Cuando no existen pésames
Por John Sajje
Así como existen líderes con una personalidad exigente y punitiva que dejan el alma en cada empresa que asumen; también existen pueblos que pierden hasta el alma, y sus líderes en su perplejidad permanente y aviar, ni cuenta se dan. Para los optimistas perder el alma no está en su agenda, quizás porque conocen de los trabajos de Duncan MacDougall, un científico estadunidense que realizó experimentos médicos y determinó el peso del alma en gramos… los pesimistas, creen, que no tienen líderes como los de antes. Los optimistas juran que el dictamen es que todo cambiará; mientras los pesimistas plantan macho que la narcolepsia ciudadana, es simplemente negligencia politiquera.

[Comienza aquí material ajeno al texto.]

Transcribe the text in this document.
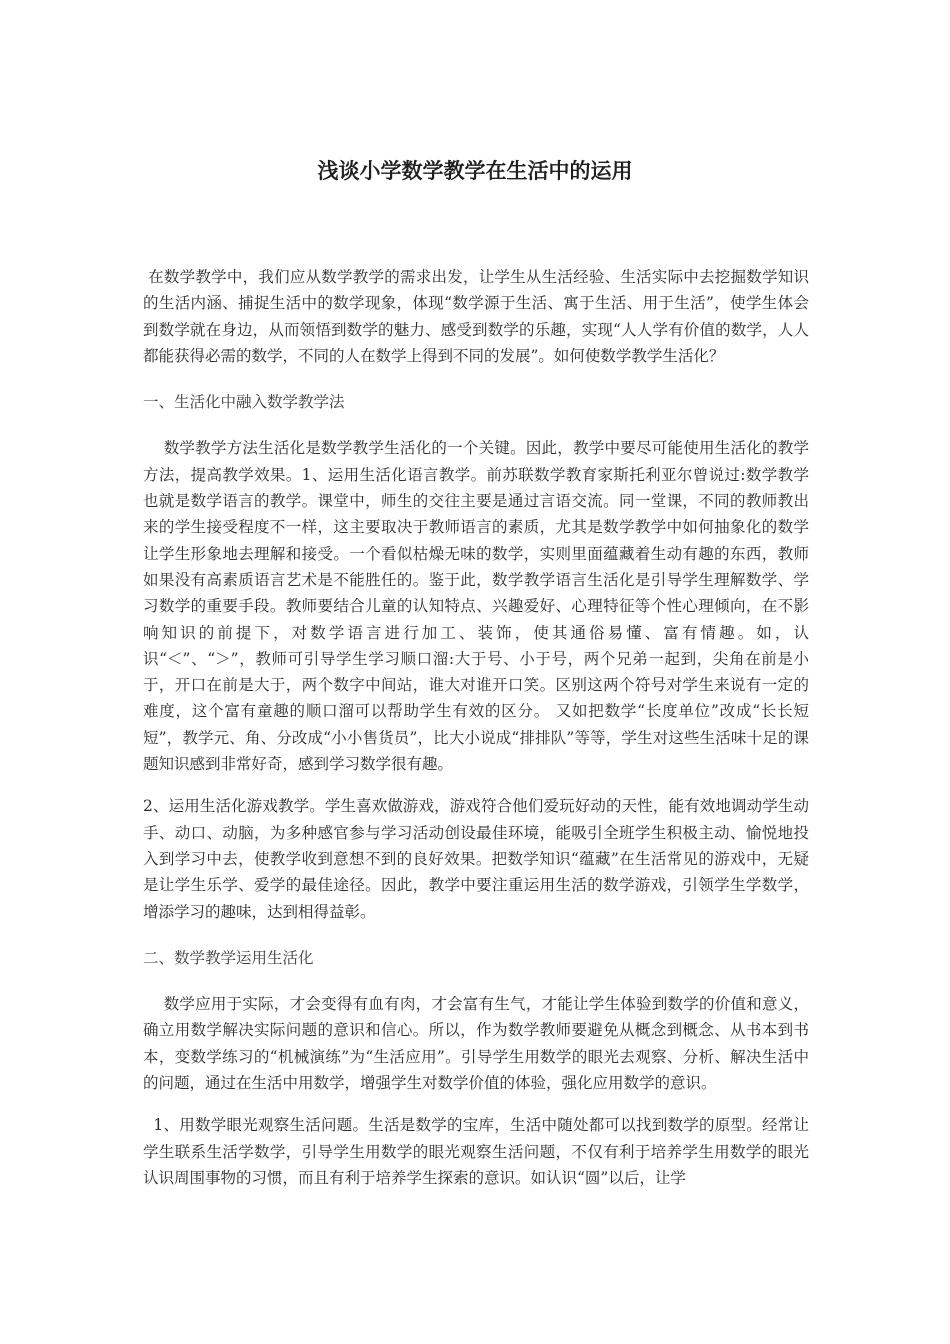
浅谈小学数学教学在生活中的运用

在数学教学中，我们应从数学教学的需求出发，让学生从生活经验、生活实际中去挖掘数学知识的生活内涵、捕捉生活中的数学现象，体现“数学源于生活、寓于生活、用于生活”，使学生体会到数学就在身边，从而领悟到数学的魅力、感受到数学的乐趣，实现“人人学有价值的数学，人人都能获得必需的数学，不同的人在数学上得到不同的发展”。如何使数学教学生活化？

一、生活化中融入数学教学法

数学教学方法生活化是数学教学生活化的一个关键。因此，教学中要尽可能使用生活化的教学方法，提高教学效果。1、运用生活化语言教学。前苏联数学教育家斯托利亚尔曾说过:数学教学也就是数学语言的教学。课堂中，师生的交往主要是通过言语交流。同一堂课，不同的教师教出来的学生接受程度不一样，这主要取决于教师语言的素质，尤其是数学教学中如何抽象化的数学让学生形象地去理解和接受。一个看似枯燥无味的数学，实则里面蕴藏着生动有趣的东西，教师如果没有高素质语言艺术是不能胜任的。鉴于此，数学教学语言生活化是引导学生理解数学、学习数学的重要手段。教师要结合儿童的认知特点、兴趣爱好、心理特征等个性心理倾向，在不影响知识的前提下，对数学语言进行加工、装饰，使其通俗易懂、富有情趣。如，认识“＜”、“＞”，教师可引导学生学习顺口溜:大于号、小于号，两个兄弟一起到，尖角在前是小于，开口在前是大于，两个数字中间站，谁大对谁开口笑。区别这两个符号对学生来说有一定的难度，这个富有童趣的顺口溜可以帮助学生有效的区分。 又如把数学“长度单位”改成“长长短短”，教学元、角、分改成“小小售货员”，比大小说成“排排队”等等，学生对这些生活味十足的课题知识感到非常好奇，感到学习数学很有趣。

2、运用生活化游戏教学。学生喜欢做游戏，游戏符合他们爱玩好动的天性，能有效地调动学生动手、动口、动脑，为多种感官参与学习活动创设最佳环境，能吸引全班学生积极主动、愉悦地投入到学习中去，使教学收到意想不到的良好效果。把数学知识“蕴藏”在生活常见的游戏中，无疑是让学生乐学、爱学的最佳途径。因此，教学中要注重运用生活的数学游戏，引领学生学数学，增添学习的趣味，达到相得益彰。

二、数学教学运用生活化

数学应用于实际，才会变得有血有肉，才会富有生气，才能让学生体验到数学的价值和意义，确立用数学解决实际问题的意识和信心。所以，作为数学教师要避免从概念到概念、从书本到书本，变数学练习的“机械演练”为“生活应用”。引导学生用数学的眼光去观察、分析、解决生活中的问题，通过在生活中用数学，增强学生对数学价值的体验，强化应用数学的意识。

1、用数学眼光观察生活问题。生活是数学的宝库，生活中随处都可以找到数学的原型。经常让学生联系生活学数学，引导学生用数学的眼光观察生活问题，不仅有利于培养学生用数学的眼光认识周围事物的习惯，而且有利于培养学生探索的意识。如认识“圆”以后，让学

Existe una rectora pública de referencia técnico científica que presta servicios forenses a la administración de justicia en aras de contribuir al restablecimiento de los derechos de los ciudadanos, a partir de dictámenes. Ese ente, es el Sistema Nacional de Medicina Legal y Ciencias Forenses con ocho direcciones regionales y seccionales en todo el territorio nacional. Para nuestro caso, existe una Dirección regional (sur) con sede en Neiva y esta a su vez tiene la seccional del Tolima con cinco unidades básicas en Chaparral, Espinal, Mariquita, El Líbano y La Dorada. Paradójicamente la seccional Caldas -cuya Regional es Pereira- solo tiene seis unidades básicas (Chinchiná, Riosucio; Manzanares; Aguadas; Salamina y Anserma) y no tiene en su haber al puerto caldense.

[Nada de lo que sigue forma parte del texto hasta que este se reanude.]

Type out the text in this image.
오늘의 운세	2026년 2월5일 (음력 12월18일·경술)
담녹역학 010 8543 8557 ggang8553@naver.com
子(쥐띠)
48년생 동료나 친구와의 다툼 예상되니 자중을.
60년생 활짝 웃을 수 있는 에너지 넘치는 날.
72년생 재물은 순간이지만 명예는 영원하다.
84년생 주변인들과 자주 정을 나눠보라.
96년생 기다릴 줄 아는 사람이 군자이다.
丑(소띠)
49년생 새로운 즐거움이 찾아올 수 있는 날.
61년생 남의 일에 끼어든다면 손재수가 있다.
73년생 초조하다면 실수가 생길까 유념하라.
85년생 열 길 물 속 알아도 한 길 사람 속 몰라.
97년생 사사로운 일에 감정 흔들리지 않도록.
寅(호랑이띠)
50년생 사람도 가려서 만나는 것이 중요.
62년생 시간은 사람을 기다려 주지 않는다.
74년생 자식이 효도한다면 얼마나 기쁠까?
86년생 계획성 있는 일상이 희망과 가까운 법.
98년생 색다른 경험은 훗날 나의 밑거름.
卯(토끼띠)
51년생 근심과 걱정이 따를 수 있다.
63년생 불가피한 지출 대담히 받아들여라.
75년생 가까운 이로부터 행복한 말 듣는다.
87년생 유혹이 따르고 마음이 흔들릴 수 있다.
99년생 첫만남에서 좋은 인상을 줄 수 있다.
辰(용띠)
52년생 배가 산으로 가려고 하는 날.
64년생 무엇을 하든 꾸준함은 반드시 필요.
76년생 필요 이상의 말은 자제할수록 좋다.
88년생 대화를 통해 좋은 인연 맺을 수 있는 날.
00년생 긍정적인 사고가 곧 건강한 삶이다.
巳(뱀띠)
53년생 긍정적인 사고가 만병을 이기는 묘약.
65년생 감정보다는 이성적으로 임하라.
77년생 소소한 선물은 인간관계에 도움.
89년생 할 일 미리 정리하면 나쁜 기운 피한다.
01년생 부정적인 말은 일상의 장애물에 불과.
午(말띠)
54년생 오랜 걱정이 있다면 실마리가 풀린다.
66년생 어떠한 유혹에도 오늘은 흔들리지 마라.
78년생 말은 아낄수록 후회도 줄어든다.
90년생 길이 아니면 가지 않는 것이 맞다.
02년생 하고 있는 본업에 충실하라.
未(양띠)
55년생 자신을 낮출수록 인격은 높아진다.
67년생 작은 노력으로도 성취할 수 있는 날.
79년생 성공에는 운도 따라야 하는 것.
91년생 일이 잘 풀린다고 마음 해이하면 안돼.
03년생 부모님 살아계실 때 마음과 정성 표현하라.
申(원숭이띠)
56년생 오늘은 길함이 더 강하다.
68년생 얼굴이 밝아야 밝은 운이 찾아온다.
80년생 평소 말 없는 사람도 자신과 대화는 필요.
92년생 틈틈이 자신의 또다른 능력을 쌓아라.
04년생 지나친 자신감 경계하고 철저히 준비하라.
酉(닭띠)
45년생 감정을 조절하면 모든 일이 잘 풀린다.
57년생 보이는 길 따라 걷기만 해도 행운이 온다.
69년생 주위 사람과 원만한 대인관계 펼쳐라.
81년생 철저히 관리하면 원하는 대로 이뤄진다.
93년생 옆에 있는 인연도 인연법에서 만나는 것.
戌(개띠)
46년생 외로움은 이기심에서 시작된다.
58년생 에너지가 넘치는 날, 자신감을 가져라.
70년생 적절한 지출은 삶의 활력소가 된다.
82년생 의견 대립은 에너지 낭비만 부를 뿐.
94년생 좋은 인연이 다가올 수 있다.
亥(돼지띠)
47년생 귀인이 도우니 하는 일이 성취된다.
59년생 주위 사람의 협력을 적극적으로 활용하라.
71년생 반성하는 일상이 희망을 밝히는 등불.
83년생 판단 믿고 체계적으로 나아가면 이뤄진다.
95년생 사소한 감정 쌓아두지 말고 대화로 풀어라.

Pues bien. En un costado del CERES, de La Dorada, funcionaba en dos pequeños cuartos y un archivo, medicina legal. Espacio que durante años ocupó gracias a un convenio tácito entre el Hospital y la administración local (Dos grandes rivales políticos). Lógicamente el hacinamiento, dado el alto número de lesiones personales –por riñas y accidentes de tránsito, entre otros- aunado a los abusos sexuales – tan comunes con infantes en esta zona- y la violencia intrafamiliar, terminó pasándole factura a medicina legal, haciéndose imperioso exigir un local más amplio e higiénico.

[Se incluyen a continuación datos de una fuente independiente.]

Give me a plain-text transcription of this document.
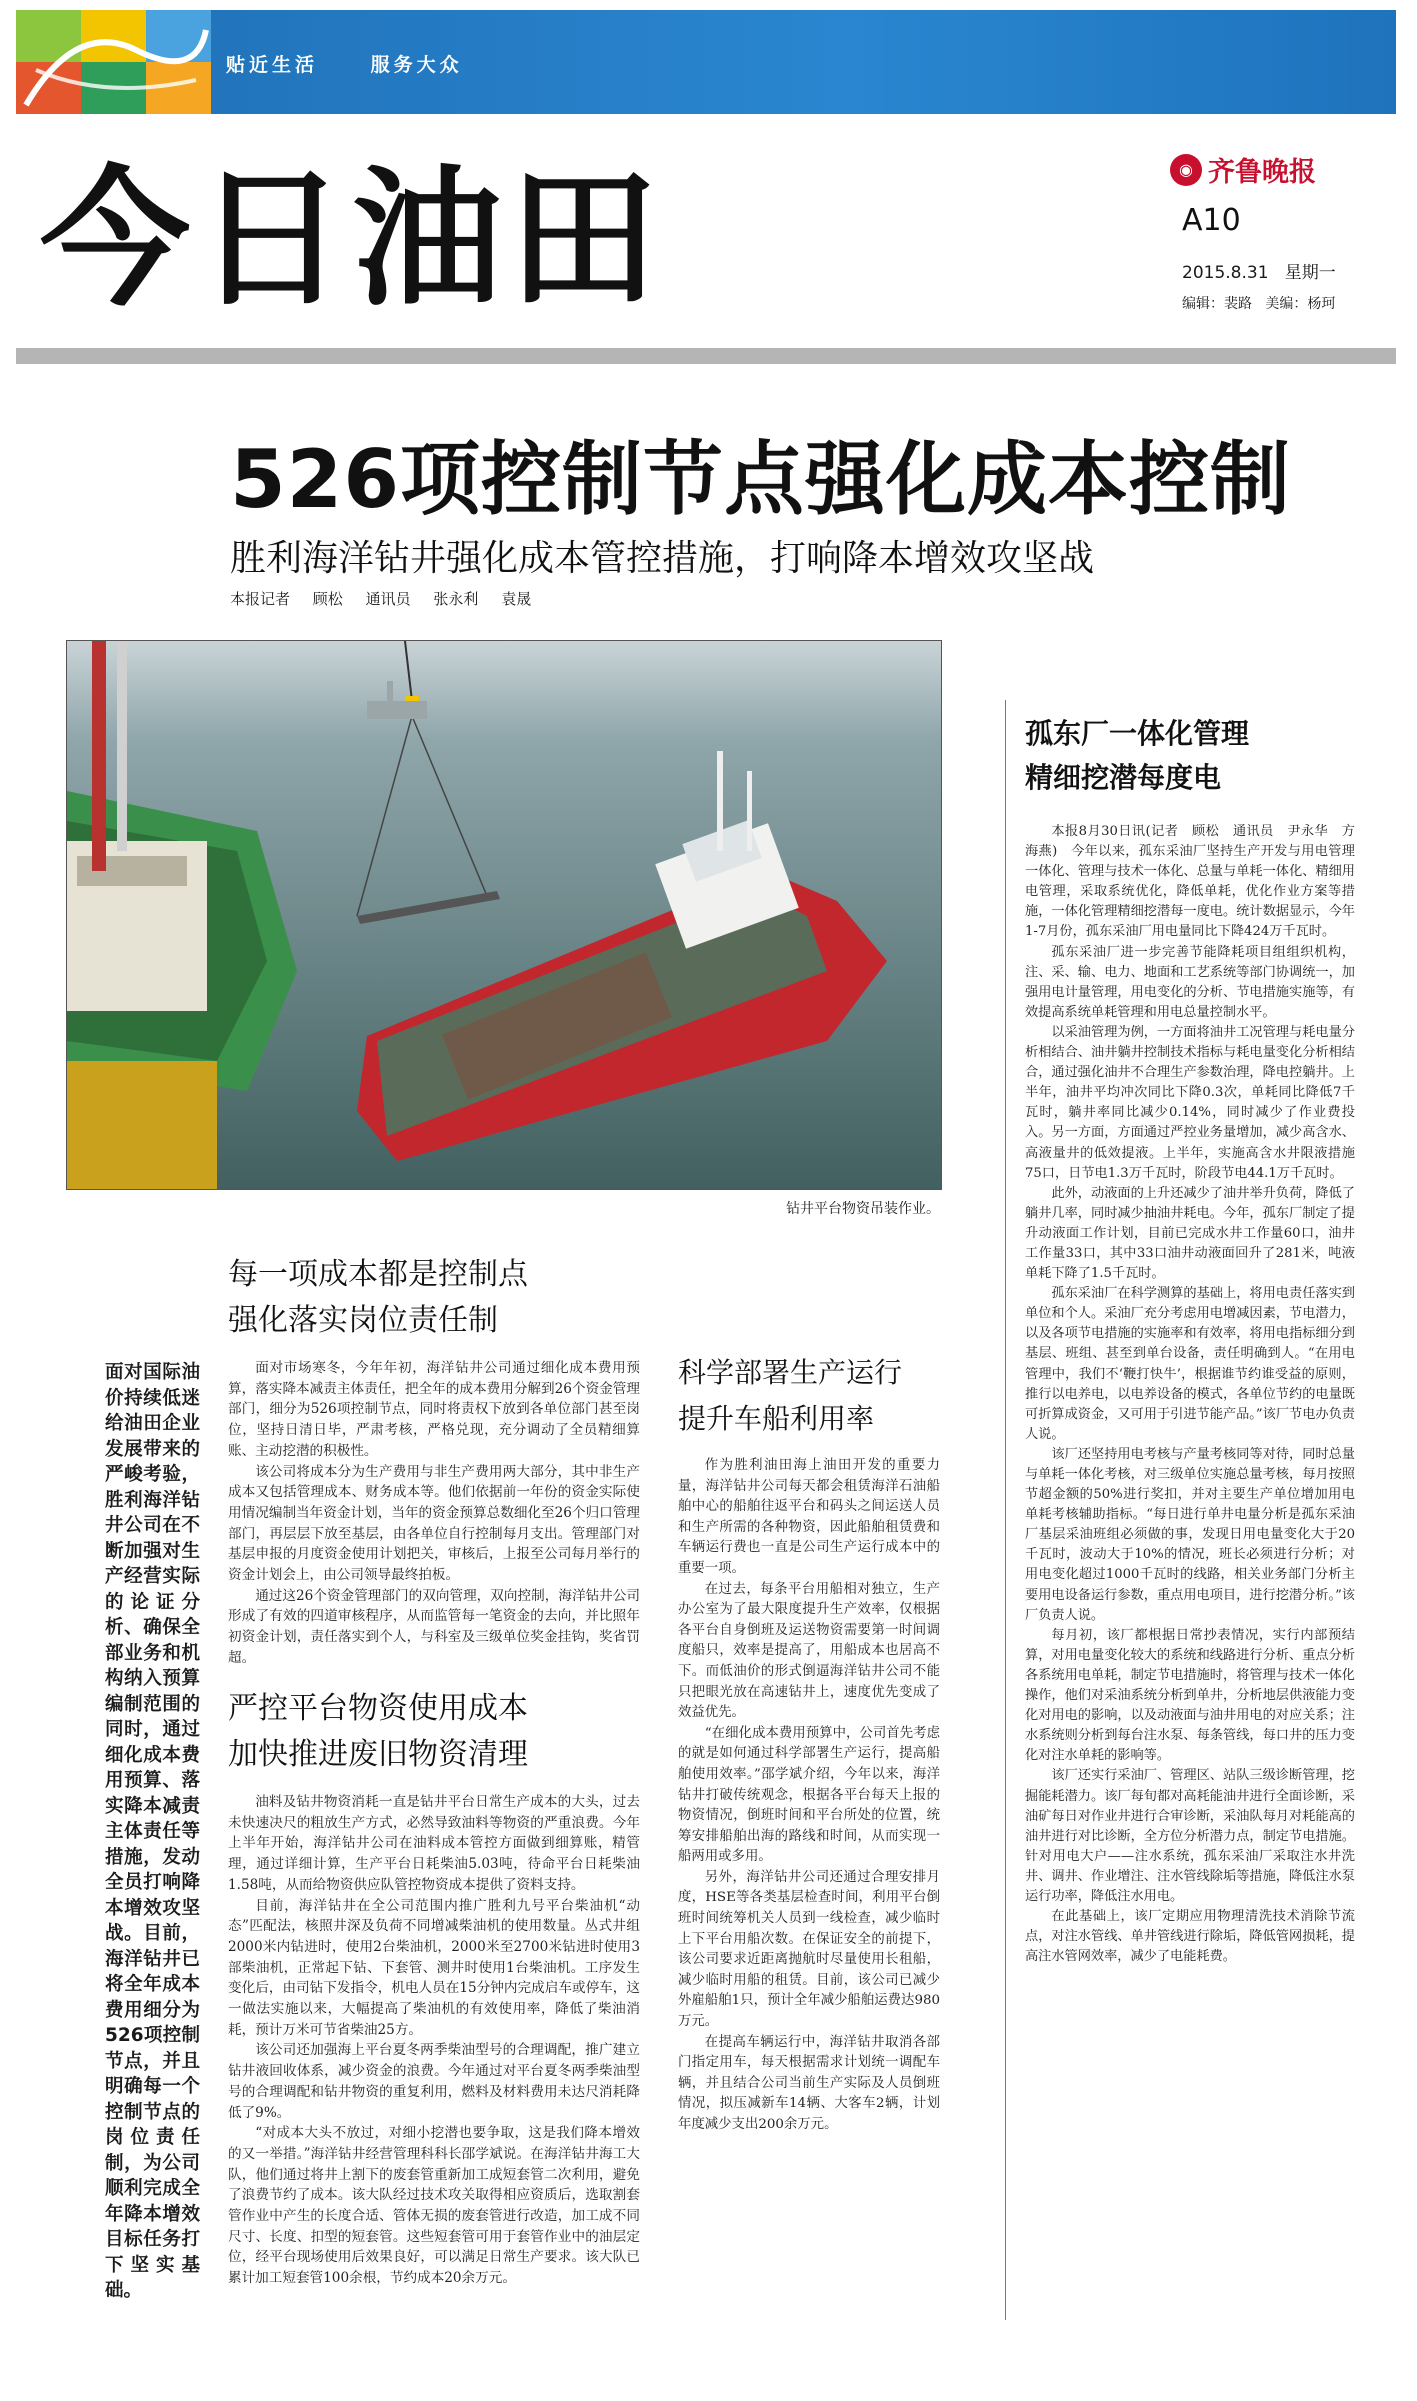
贴近生活	服务大众
今日油田	◉ 齐鲁晚报
A10
2015.8.31 星期一
编辑：裴路 美编：杨珂
526项控制节点强化成本控制
胜利海洋钻井强化成本管控措施，打响降本增效攻坚战
本报记者 顾松 通讯员 张永利 袁晟
钻井平台物资吊装作业。
面对国际油价持续低迷给油田企业发展带来的严峻考验，胜利海洋钻井公司在不断加强对生产经营实际的论证分析、确保全部业务和机构纳入预算编制范围的同时，通过细化成本费用预算、落实降本减责主体责任等措施，发动全员打响降本增效攻坚战。目前，海洋钻井已将全年成本费用细分为526项控制节点，并且明确每一个控制节点的岗位责任制，为公司顺利完成全年降本增效目标任务打下坚实基础。
每一项成本都是控制点
强化落实岗位责任制

面对市场寒冬，今年年初，海洋钻井公司通过细化成本费用预算，落实降本减责主体责任，把全年的成本费用分解到26个资金管理部门，细分为526项控制节点，同时将责权下放到各单位部门甚至岗位，坚持日清日毕，严肃考核，严格兑现，充分调动了全员精细算账、主动挖潜的积极性。

该公司将成本分为生产费用与非生产费用两大部分，其中非生产成本又包括管理成本、财务成本等。他们依据前一年份的资金实际使用情况编制当年资金计划，当年的资金预算总数细化至26个归口管理部门，再层层下放至基层，由各单位自行控制每月支出。管理部门对基层申报的月度资金使用计划把关，审核后，上报至公司每月举行的资金计划会上，由公司领导最终拍板。

通过这26个资金管理部门的双向管理，双向控制，海洋钻井公司形成了有效的四道审核程序，从而监管每一笔资金的去向，并比照年初资金计划，责任落实到个人，与科室及三级单位奖金挂钩，奖省罚超。

严控平台物资使用成本
加快推进废旧物资清理

油料及钻井物资消耗一直是钻井平台日常生产成本的大头，过去未快速决尺的粗放生产方式，必然导致油料等物资的严重浪费。今年上半年开始，海洋钻井公司在油料成本管控方面做到细算账，精管理，通过详细计算，生产平台日耗柴油5.03吨，待命平台日耗柴油1.58吨，从而给物资供应队管控物资成本提供了资料支持。

目前，海洋钻井在全公司范围内推广胜利九号平台柴油机“动态”匹配法，核照井深及负荷不同增减柴油机的使用数量。丛式井组2000米内钻进时，使用2台柴油机，2000米至2700米钻进时使用3部柴油机，正常起下钻、下套管、测井时使用1台柴油机。工序发生变化后，由司钻下发指令，机电人员在15分钟内完成启车或停车，这一做法实施以来，大幅提高了柴油机的有效使用率，降低了柴油消耗，预计万米可节省柴油25方。

该公司还加强海上平台夏冬两季柴油型号的合理调配，推广建立钻井液回收体系，减少资金的浪费。今年通过对平台夏冬两季柴油型号的合理调配和钻井物资的重复利用，燃料及材料费用未达尺消耗降低了9%。

“对成本大头不放过，对细小挖潜也要争取，这是我们降本增效的又一举措。”海洋钻井经营管理科科长邵学斌说。在海洋钻井海工大队，他们通过将井上割下的废套管重新加工成短套管二次利用，避免了浪费节约了成本。该大队经过技术攻关取得相应资质后，选取割套管作业中产生的长度合适、管体无损的废套管进行改造，加工成不同尺寸、长度、扣型的短套管。这些短套管可用于套管作业中的油层定位，经平台现场使用后效果良好，可以满足日常生产要求。该大队已累计加工短套管100余根，节约成本20余万元。

科学部署生产运行
提升车船利用率

作为胜利油田海上油田开发的重要力量，海洋钻井公司每天都会租赁海洋石油船舶中心的船舶往返平台和码头之间运送人员和生产所需的各种物资，因此船舶租赁费和车辆运行费也一直是公司生产运行成本中的重要一项。

在过去，每条平台用船相对独立，生产办公室为了最大限度提升生产效率，仅根据各平台自身倒班及运送物资需要第一时间调度船只，效率是提高了，用船成本也居高不下。而低油价的形式倒逼海洋钻井公司不能只把眼光放在高速钻井上，速度优先变成了效益优先。

“在细化成本费用预算中，公司首先考虑的就是如何通过科学部署生产运行，提高船舶使用效率。”邵学斌介绍，今年以来，海洋钻井打破传统观念，根据各平台每天上报的物资情况，倒班时间和平台所处的位置，统筹安排船舶出海的路线和时间，从而实现一船两用或多用。

另外，海洋钻井公司还通过合理安排月度，HSE等各类基层检查时间，利用平台倒班时间统筹机关人员到一线检查，减少临时上下平台用船次数。在保证安全的前提下，该公司要求近距离抛航时尽量使用长租船，减少临时用船的租赁。目前，该公司已减少外雇船舶1只，预计全年减少船舶运费达980万元。

在提高车辆运行中，海洋钻井取消各部门指定用车，每天根据需求计划统一调配车辆，并且结合公司当前生产实际及人员倒班情况，拟压减新车14辆、大客车2辆，计划年度减少支出200余万元。

孤东厂一体化管理
精细挖潜每度电

本报8月30日讯(记者　顾松　通讯员　尹永华　方海燕)　今年以来，孤东采油厂坚持生产开发与用电管理一体化、管理与技术一体化、总量与单耗一体化、精细用电管理，采取系统优化，降低单耗，优化作业方案等措施，一体化管理精细挖潜每一度电。统计数据显示，今年1-7月份，孤东采油厂用电量同比下降424万千瓦时。

孤东采油厂进一步完善节能降耗项目组组织机构，注、采、输、电力、地面和工艺系统等部门协调统一，加强用电计量管理，用电变化的分析、节电措施实施等，有效提高系统单耗管理和用电总量控制水平。

以采油管理为例，一方面将油井工况管理与耗电量分析相结合、油井躺井控制技术指标与耗电量变化分析相结合，通过强化油井不合理生产参数治理，降电控躺井。上半年，油井平均冲次同比下降0.3次，单耗同比降低7千瓦时，躺井率同比减少0.14%，同时减少了作业费投入。另一方面，方面通过严控业务量增加，减少高含水、高液量井的低效提液。上半年，实施高含水井限液措施75口，日节电1.3万千瓦时，阶段节电44.1万千瓦时。

此外，动液面的上升还减少了油井举升负荷，降低了躺井几率，同时减少抽油井耗电。今年，孤东厂制定了提升动液面工作计划，目前已完成水井工作量60口，油井工作量33口，其中33口油井动液面回升了281米，吨液单耗下降了1.5千瓦时。

孤东采油厂在科学测算的基础上，将用电责任落实到单位和个人。采油厂充分考虑用电增减因素，节电潜力，以及各项节电措施的实施率和有效率，将用电指标细分到基层、班组、甚至到单台设备，责任明确到人。“在用电管理中，我们不‘鞭打快牛’，根据谁节约谁受益的原则，推行以电养电，以电养设备的模式，各单位节约的电量既可折算成资金，又可用于引进节能产品。”该厂节电办负责人说。

该厂还坚持用电考核与产量考核同等对待，同时总量与单耗一体化考核，对三级单位实施总量考核，每月按照节超金额的50%进行奖扣，并对主要生产单位增加用电单耗考核辅助指标。“每日进行单井电量分析是孤东采油厂基层采油班组必须做的事，发现日用电量变化大于20千瓦时，波动大于10%的情况，班长必须进行分析；对用电变化超过1000千瓦时的线路，相关业务部门分析主要用电设备运行参数，重点用电项目，进行挖潜分析。”该厂负责人说。

每月初，该厂都根据日常抄表情况，实行内部预结算，对用电量变化较大的系统和线路进行分析、重点分析各系统用电单耗，制定节电措施时，将管理与技术一体化操作，他们对采油系统分析到单井，分析地层供液能力变化对用电的影响，以及动液面与油井用电的对应关系；注水系统则分析到每台注水泵、每条管线，每口井的压力变化对注水单耗的影响等。

该厂还实行采油厂、管理区、站队三级诊断管理，挖掘能耗潜力。该厂每旬都对高耗能油井进行全面诊断，采油矿每日对作业井进行合审诊断，采油队每月对耗能高的油井进行对比诊断，全方位分析潜力点，制定节电措施。针对用电大户——注水系统，孤东采油厂采取注水井洗井、调井、作业增注、注水管线除垢等措施，降低注水泵运行功率，降低注水用电。

在此基础上，该厂定期应用物理清洗技术消除节流点，对注水管线、单井管线进行除垢，降低管网损耗，提高注水管网效率，减少了电能耗费。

El entonces Alcalde Erwin Arias, a lo sherpa Vargasllerista, se hizo el desentendido. El gobernador Guido Echeverry, en su momento, colgaba ya de un inciso y el actual mandatario –El encargado- poco sabe del caso. El único que quiso entender la situación fue el burgomaestre Diego Pineda, quien habló con el Director general, Carlos Eduardo Valdez y se comprometió con entregarle una mejor sede. Amagaron con medir, tiraron línea, botaron escape y con sosería metástica, Medicina legal, terminó yéndose para Honda, a operar en el Hospital San Juan de Dios. Hasta ese puerto tolimense, deben ir los doradenses a buscar elementos para que se haga justicia. Los funcionarios recuerdan como se buscaban soluciones en los directorios verdes, rojos y anaranjados. No hubo Dios posible. Se habló de firmas y la cosa tampoco funcionó. En el fondo como, entre más se sabe, menos se asegura, el tema terminó siendo un mal rollo entre el Lizcanismo y el Vargasllerismo. La secuela, fue una población, con altos índices de lesiones y desprotegida. Las necropsias, vienen a hacerlas en el San Félix desde Honda. Los médicos rurales hacen a medias el primer nivel, mientras las secuelas y adendas siguen en Honda.” Muchos doradenses han tenido que empeñar hasta la olla pitadora para llegar hasta acá” dicen en la unidad de Honda. Como se sabe, el primer paso para salir de un hoyo es dejar de cavar y el que tiene el oro hace la regla. Por eso mejor dejaron la cosa así, mientras el antiguo local se en rastroja al lado de saneamiento ambiental. Pero muchos no olvidan. “El alma tiene ilusiones, como el pájaro alas, eso es lo que la sostiene” decía Víctor Hugo
Al final el Doctor MacDougall, aprovechó a los internos de la Casa Franca de Cullis para Tísicos, para hacer su experimento sobre el peso del alma, el New York Times y el Washington Post, lo registraron: el alma pesa 21 gramos!
A propósito ¿es usted de los optimistas o pesimistas?